Kitap, "Yenik düşenlere" ithaf edilmiş. Herkesin bildiği tarih, güçlülerin ve kazananların tarihidir. Bu arada hakkı yenilmiş, ve güçlüye baş kaldırmış nice karakter de ne yazık ki bu tarih içerisinde "yenik" yaftasını alarak ya hiç bahsedilmeemiş ya da tam tersi bir anlayışla tanıtılmıştır. İşte bu kitap da tarihte kötü ve başarısız diye etiketlenen iki önemli şahsiyeti başka bir gözle tanımamızı sağlıyor. Elde edilen belgelere göre hiç de tanıtıldığı gibi olmayan bu iki karaktere "Atto Melani ve Foquet" ithaf ediliyor. Biri casus yaftası altında değeri çok fazla verilememiş bir rahip, diğeri ise 14. Louis zamanının Baş müfettişi. Kralı bile kendisine sırtını dönüp, onu bir zindanda hapsettirmiş!

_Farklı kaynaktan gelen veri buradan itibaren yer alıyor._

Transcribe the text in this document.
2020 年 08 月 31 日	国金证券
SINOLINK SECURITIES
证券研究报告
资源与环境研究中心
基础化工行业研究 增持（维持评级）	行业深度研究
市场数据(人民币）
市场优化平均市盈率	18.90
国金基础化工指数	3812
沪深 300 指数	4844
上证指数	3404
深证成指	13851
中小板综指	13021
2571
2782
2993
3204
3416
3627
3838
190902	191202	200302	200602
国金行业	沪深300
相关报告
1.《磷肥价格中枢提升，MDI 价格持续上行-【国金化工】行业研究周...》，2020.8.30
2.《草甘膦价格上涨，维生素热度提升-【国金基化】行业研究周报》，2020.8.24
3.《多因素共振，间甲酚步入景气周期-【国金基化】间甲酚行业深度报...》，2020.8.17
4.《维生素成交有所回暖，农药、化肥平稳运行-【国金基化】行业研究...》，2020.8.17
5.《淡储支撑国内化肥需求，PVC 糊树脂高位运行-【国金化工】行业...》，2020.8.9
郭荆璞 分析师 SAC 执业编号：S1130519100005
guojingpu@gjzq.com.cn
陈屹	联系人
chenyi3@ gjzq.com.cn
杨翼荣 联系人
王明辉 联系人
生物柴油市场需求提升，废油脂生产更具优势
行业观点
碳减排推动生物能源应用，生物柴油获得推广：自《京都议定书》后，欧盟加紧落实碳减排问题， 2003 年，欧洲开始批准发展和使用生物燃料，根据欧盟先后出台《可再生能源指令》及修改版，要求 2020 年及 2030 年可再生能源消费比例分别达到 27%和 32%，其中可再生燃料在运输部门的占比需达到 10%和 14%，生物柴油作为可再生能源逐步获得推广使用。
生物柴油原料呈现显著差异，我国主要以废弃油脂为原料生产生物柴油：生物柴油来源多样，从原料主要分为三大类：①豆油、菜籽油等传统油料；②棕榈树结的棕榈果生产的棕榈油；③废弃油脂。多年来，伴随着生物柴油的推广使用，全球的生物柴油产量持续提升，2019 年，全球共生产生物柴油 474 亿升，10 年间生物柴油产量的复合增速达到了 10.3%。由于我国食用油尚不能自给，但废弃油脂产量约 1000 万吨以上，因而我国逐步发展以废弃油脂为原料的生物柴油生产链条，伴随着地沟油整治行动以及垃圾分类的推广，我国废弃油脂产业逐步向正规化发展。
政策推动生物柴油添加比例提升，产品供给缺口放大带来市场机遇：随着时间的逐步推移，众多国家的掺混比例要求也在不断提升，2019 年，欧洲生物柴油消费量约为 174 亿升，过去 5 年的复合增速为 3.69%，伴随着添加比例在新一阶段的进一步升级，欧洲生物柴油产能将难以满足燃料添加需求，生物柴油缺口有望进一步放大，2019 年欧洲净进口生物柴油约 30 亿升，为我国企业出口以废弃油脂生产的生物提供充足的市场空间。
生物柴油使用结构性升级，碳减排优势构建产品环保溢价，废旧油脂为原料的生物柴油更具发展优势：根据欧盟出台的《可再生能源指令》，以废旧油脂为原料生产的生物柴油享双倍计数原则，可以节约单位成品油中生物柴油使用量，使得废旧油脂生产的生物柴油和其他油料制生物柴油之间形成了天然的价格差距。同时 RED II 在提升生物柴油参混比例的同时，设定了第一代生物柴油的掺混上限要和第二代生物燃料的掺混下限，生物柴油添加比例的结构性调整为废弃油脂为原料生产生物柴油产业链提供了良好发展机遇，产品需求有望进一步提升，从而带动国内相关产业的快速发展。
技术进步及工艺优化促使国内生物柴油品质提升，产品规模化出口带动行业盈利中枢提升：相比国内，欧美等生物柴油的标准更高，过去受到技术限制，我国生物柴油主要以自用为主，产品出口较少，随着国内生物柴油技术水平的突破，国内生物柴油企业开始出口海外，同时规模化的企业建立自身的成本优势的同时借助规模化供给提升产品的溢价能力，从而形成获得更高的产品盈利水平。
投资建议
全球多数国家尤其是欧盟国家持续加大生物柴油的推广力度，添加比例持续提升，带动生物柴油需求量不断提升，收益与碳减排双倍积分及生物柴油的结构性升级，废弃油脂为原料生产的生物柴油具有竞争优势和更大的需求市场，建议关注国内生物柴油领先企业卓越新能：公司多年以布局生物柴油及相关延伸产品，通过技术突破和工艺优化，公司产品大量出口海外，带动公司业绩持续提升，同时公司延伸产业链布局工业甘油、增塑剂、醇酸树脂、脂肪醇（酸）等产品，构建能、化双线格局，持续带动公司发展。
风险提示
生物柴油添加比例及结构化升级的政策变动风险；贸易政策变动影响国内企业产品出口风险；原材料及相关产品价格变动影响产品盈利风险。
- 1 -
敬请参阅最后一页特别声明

Kitabın sonunda özellikle Papa XI.Innocentius hakkında detaylı bir bölümle aslında hiç de görüldüğü gibi bir kutsal kişi olmadığı , hatta azizliğin yanından bile geçmediği belgeleniyor. Kendi ve ailenin parasal çıkarları için görünüşte Yahudilere bankacılığı yasaklıyor! Onun ötesinde Protestan bir krala İngiltere'yi işgal etmesi sırasında maddi destekte bulunuyor. (Oranje'li Willem) Hatta bu destek ile İngiltereyi istila edip İngiltere'nin protestan olmasını sağlıyor ve Papalığın başındaki Katolik kilisesinden ayrılmasına sebep oluyor! Enteresan!

Yine kitabın sonunda yazarlar, eserleri hakkında gelebilecek benzetme ve eleştirileri yine hikayeye bağlı bir şekilde yapıyorlar. Olayın kapalı bir mekanda (Han) bir ölüm ile süslenmesi ve öldürenin de handa kalanlardan birisi olma ihtimali, Agatha Christie'nin ünlü dedektifi Hercule Poirot romanlarını çağrıştırmakta olduğunu belirtmişler. Aynı şekilde benim en başta yaptığım Gülün Adı romanındaki Baskerwille'li William ve Melk'li Dom Adso benzetmesi yerine Sherlock Holmes ve Dr. Watson benzetmesi uygun bulunmuş!

Sonuçta kitap çok bilgiler veren çok güzel bir kitap, fakat okuyucunun da sabırla olayları takip edebilmesini gerektiriyor! Okurken zorlanabildiğiniz, ama tamamlandığında iyiki okumuşum dediğiniz bir kitap!